Intel’s Xeon W-3175X is Intel’s answer to Threadripper’s increasing popularity in professional circles, and it offers an impressive blend of performance without many of the compromises associated with the Threadripper lineup. AMD’s Threadripper processors exposed a weakness in Intel’s workstation-focused Xeon W lineup. Aside from Threadripper’s higher core counts, they also came at significantly lower prices and offered plenty of extras, like 60 PCIe lanes and unlocked multipliers. Meanwhile, Xeon W processors were at a disadvantage with locked multipliers and 44 PCIe lanes.

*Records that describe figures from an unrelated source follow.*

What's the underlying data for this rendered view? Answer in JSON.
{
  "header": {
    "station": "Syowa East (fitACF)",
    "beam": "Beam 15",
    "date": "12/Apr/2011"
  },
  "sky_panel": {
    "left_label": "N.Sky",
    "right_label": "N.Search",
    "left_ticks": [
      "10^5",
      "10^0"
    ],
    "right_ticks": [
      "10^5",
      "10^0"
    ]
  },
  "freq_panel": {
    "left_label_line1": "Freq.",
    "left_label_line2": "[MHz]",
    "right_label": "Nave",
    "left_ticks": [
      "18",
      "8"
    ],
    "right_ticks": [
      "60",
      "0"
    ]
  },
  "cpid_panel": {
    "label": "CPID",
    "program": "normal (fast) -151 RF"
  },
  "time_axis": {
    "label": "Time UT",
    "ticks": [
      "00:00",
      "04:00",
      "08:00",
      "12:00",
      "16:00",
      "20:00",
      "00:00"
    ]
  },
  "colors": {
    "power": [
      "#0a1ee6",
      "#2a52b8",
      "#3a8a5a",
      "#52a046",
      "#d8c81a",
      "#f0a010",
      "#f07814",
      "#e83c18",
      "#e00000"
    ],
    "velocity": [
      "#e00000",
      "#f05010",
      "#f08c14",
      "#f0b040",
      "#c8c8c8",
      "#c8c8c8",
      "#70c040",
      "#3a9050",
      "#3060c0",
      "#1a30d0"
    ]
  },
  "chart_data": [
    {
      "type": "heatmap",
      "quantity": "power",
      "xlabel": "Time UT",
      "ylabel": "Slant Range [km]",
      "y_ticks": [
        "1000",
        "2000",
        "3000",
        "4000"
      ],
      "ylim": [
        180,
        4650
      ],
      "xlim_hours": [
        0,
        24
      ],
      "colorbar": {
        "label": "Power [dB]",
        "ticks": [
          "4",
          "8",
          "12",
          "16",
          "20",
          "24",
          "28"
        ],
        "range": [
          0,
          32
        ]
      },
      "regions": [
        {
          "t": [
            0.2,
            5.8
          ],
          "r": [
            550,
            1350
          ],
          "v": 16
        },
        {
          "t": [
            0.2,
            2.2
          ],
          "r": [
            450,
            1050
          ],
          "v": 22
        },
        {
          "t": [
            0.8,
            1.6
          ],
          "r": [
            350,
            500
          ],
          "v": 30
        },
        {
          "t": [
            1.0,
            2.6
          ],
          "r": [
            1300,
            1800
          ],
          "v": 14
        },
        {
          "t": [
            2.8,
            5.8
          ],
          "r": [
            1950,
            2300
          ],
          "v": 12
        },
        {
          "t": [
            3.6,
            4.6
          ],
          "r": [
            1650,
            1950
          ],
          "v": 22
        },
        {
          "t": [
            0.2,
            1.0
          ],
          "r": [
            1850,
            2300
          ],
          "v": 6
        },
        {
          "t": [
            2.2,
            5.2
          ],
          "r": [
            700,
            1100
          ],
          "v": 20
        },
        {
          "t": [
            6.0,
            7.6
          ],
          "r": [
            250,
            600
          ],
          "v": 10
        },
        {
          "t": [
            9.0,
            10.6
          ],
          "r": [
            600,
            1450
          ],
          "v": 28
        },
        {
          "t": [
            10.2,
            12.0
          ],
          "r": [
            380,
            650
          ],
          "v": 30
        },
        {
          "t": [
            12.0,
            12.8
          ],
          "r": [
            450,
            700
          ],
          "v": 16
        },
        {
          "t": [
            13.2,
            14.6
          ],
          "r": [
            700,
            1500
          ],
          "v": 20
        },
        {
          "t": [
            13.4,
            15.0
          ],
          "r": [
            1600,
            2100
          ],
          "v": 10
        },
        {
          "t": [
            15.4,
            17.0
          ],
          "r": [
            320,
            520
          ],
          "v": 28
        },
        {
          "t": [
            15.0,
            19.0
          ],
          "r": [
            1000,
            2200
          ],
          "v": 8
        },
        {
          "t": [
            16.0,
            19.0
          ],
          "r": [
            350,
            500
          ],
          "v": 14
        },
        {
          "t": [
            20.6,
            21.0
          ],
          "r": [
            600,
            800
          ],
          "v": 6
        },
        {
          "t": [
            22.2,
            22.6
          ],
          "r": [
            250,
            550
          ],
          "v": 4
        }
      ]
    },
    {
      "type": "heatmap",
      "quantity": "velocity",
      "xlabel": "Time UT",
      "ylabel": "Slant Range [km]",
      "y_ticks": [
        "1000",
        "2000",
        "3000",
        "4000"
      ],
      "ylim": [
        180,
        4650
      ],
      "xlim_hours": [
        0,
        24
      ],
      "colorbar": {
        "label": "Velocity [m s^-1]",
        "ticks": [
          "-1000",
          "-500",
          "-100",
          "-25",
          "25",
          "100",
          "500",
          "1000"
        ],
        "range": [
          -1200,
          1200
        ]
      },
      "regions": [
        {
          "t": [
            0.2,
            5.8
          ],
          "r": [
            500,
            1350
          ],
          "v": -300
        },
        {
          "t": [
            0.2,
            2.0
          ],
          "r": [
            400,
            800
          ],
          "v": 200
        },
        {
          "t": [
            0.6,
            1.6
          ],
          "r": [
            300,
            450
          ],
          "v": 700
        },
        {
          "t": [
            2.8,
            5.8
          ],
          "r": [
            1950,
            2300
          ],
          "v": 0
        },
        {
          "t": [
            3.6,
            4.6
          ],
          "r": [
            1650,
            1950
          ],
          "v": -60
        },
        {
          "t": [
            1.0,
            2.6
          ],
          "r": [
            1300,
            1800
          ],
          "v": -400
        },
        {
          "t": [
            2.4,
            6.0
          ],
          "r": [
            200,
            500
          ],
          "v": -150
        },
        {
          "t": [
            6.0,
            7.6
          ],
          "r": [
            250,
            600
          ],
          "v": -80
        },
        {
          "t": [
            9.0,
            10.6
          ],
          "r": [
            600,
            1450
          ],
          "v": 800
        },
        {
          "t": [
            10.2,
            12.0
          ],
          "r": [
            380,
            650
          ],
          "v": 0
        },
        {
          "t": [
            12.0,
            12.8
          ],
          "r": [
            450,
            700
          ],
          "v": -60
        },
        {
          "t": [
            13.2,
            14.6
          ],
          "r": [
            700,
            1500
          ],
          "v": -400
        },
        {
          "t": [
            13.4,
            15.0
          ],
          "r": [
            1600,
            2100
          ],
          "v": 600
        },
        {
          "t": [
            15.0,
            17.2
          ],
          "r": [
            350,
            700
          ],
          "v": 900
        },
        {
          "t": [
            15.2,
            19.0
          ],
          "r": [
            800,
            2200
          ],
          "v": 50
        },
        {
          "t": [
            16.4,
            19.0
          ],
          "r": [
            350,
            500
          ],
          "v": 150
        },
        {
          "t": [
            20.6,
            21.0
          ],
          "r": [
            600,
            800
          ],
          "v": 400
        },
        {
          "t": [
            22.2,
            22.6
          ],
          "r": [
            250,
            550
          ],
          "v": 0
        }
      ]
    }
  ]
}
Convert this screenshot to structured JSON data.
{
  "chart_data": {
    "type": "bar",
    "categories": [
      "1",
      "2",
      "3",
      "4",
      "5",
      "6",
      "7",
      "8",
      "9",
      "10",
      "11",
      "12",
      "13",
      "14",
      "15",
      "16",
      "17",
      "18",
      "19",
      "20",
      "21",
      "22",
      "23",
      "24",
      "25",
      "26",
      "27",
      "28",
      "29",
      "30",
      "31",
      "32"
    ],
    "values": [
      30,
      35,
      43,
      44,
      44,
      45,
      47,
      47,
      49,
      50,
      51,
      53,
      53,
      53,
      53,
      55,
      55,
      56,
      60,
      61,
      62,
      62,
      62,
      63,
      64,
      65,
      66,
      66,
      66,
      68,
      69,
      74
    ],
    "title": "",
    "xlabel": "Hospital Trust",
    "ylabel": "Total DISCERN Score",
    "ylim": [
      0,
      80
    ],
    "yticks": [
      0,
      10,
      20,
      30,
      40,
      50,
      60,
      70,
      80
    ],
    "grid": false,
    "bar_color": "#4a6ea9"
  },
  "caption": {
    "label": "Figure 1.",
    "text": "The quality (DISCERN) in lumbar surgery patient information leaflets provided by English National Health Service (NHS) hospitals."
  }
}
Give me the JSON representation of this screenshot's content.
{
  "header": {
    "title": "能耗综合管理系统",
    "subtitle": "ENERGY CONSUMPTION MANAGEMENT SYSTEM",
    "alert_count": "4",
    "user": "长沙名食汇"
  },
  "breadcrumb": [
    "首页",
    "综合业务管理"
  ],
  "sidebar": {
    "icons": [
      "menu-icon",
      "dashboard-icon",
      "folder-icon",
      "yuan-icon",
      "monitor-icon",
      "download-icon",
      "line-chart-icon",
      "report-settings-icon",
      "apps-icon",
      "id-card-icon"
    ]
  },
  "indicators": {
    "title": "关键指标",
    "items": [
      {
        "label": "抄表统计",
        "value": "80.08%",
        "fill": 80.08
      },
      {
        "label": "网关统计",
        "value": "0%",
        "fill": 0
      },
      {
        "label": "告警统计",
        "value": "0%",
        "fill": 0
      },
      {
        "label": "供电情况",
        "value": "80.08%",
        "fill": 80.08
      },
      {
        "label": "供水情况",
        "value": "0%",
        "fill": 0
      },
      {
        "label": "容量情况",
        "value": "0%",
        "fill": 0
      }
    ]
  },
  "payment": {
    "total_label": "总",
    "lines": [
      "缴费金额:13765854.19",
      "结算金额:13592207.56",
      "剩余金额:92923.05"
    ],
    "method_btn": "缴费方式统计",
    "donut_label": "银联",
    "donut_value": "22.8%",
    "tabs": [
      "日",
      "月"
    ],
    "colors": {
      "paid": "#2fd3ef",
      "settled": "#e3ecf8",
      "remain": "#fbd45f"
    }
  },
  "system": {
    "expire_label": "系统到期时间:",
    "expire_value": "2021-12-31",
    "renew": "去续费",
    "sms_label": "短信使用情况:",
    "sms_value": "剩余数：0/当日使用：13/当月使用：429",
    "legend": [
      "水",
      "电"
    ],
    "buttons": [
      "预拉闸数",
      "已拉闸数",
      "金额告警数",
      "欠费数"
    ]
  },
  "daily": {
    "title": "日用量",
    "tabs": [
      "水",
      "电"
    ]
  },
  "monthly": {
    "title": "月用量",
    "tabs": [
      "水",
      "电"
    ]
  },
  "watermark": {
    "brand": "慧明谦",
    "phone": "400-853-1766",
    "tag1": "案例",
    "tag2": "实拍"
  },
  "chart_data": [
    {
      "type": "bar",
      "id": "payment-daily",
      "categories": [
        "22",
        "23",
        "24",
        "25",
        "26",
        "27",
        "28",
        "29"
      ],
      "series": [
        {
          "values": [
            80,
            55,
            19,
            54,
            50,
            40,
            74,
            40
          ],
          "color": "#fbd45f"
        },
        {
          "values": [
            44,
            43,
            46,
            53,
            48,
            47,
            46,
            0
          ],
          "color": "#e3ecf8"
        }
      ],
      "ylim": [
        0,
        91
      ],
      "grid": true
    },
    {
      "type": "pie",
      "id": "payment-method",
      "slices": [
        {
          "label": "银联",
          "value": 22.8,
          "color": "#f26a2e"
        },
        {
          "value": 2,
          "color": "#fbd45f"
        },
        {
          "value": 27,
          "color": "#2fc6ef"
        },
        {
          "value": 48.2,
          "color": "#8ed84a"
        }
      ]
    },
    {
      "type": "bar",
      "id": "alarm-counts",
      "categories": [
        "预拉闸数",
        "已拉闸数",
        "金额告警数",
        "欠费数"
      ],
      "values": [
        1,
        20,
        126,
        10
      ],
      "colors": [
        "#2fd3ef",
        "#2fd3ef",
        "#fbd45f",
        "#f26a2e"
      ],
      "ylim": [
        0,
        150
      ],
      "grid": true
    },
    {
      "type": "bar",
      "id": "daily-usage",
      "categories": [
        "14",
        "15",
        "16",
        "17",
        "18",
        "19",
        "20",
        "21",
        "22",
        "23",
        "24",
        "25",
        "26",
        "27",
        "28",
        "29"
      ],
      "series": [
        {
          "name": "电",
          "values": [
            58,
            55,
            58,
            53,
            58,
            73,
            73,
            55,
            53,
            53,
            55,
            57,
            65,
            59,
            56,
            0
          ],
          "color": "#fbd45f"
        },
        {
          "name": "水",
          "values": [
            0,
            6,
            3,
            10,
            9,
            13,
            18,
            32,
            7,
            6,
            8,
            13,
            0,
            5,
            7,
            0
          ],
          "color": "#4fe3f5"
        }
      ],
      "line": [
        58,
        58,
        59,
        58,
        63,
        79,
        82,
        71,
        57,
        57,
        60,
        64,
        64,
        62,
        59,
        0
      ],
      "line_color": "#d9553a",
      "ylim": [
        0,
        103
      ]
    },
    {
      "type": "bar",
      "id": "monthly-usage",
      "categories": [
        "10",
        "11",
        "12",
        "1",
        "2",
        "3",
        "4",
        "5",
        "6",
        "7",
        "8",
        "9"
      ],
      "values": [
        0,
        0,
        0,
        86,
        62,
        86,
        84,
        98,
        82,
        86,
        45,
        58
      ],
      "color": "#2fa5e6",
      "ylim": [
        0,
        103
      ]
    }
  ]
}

Unfortunately, Intel hasn’t sampled its other Xeon W processors for evaluation, but they largely mirror the core counts and performance of the Skylake-X models in our lineup, with the primary difference being reduced memory timings to accommodate ECC memory and locked multipliers. As such, we’re using the Skylake-X models as stand-ins for Intel’s other Xeon W models.
We’re accustomed to lower frequencies on high core-count chips, but Intel has mastered pushing the limits of its mature 14nm process. That shows in the W-3175X’s surprisingly high multi-core turbo ratios. That extra power kicks in during demanding threaded workloads, like our rendering, encoding and workstation tests, to deliver an impressive amount of performance. Overall, the W-3175X matched or beat Threadripper 2990WX in most of our threaded tests. Intel’s superior performance in AVX-enabled workloads also led to larger deltas in applications that leverage the densely-packed instructions.
The W-3175X also comes with a 4.3 GHz dual-core boost that provides snappy performance in lightly-threaded apps, like web browsers and mundane office applications. The second-gen Threadripper processors have made great strides in this area, but they still can’t match Intel’s frequency and IPC throughput advantage.
We included gaming testing in our evaluation for the enthusiast crowd, but also to underline that ultra high-end processors aren’t a good value if gaming is your primary goal. In almost all cases, you’re better served with a mainstream or HEDT chip.
AMD’s Threadripper WX-series processors offer solid performance in some workloads, but the unique architecture also suffers from reduced performance in others. AMD developed a series of different settings that you can apply, and they do help with some applications, but constant reboots to flip between modes isn’t a tenable solution for professionals with established workflows. AMD also designed a background process that monitors workloads and adjusts accordingly, but the results vary based on the application, too.
The W-3175X’s unlocked multiplier opens up another level of performance for those on the hunt for the bleeding edge, but as a result, it sucks more power than any processor we’ve tested. The processor consumed nearly 800 watts during our stress tests and often peaked at 700 watts during demanding threaded tasks. You’ll need a beefy power supply, or two, to really push the clocks. Our sample overclocked to 4.6 GHz with relative ease, albeit with the AVX frequencies left at stock settings. We dialed up the AVX frequencies in steps, but the extra thermal generation easily overwhelmed the high-end EKWB cooler.
As always, power consumption coincides with waste heat production, so prepare to foot the bill for an expensive watercooling solution, at a minimum, if overclocking is on the menu. Thermal output constrained our overclocking efforts, but you could expose more overclocking headroom with a custom loop or more extreme measures, like a water chiller or liquid nitrogen. That said, professional users and ‘creators’ aren’t the type of users that we would typically associate with overclocking, but AMD’s automated overclocking feature broadens the appeal by enabling an easily-accessible performance boost that even novices can exploit with the click of a button. It even dynamically adjusts based on the capabilities of your components. Intel offers its eXtreme Tuning Utility (XTU) for software-based overclocking, but it still requires manual tuning.
Intel’s ultra-premium platform is coming to market from system integrators first, with retail models slated to follow at an unspecified date. These systems will carry hefty price tags due to the components required, such as bulky watercooling loops and premium power supplies paired with expensive motherboards.
Professionals aren’t as sensitive to cost as they are to time: For professionals, minutes equate to dollars. The Xeon W-3175X will certainly find a market, albeit a niche one, in the professional segment. And perhaps with a few lucky well-heeled enthusiasts, too.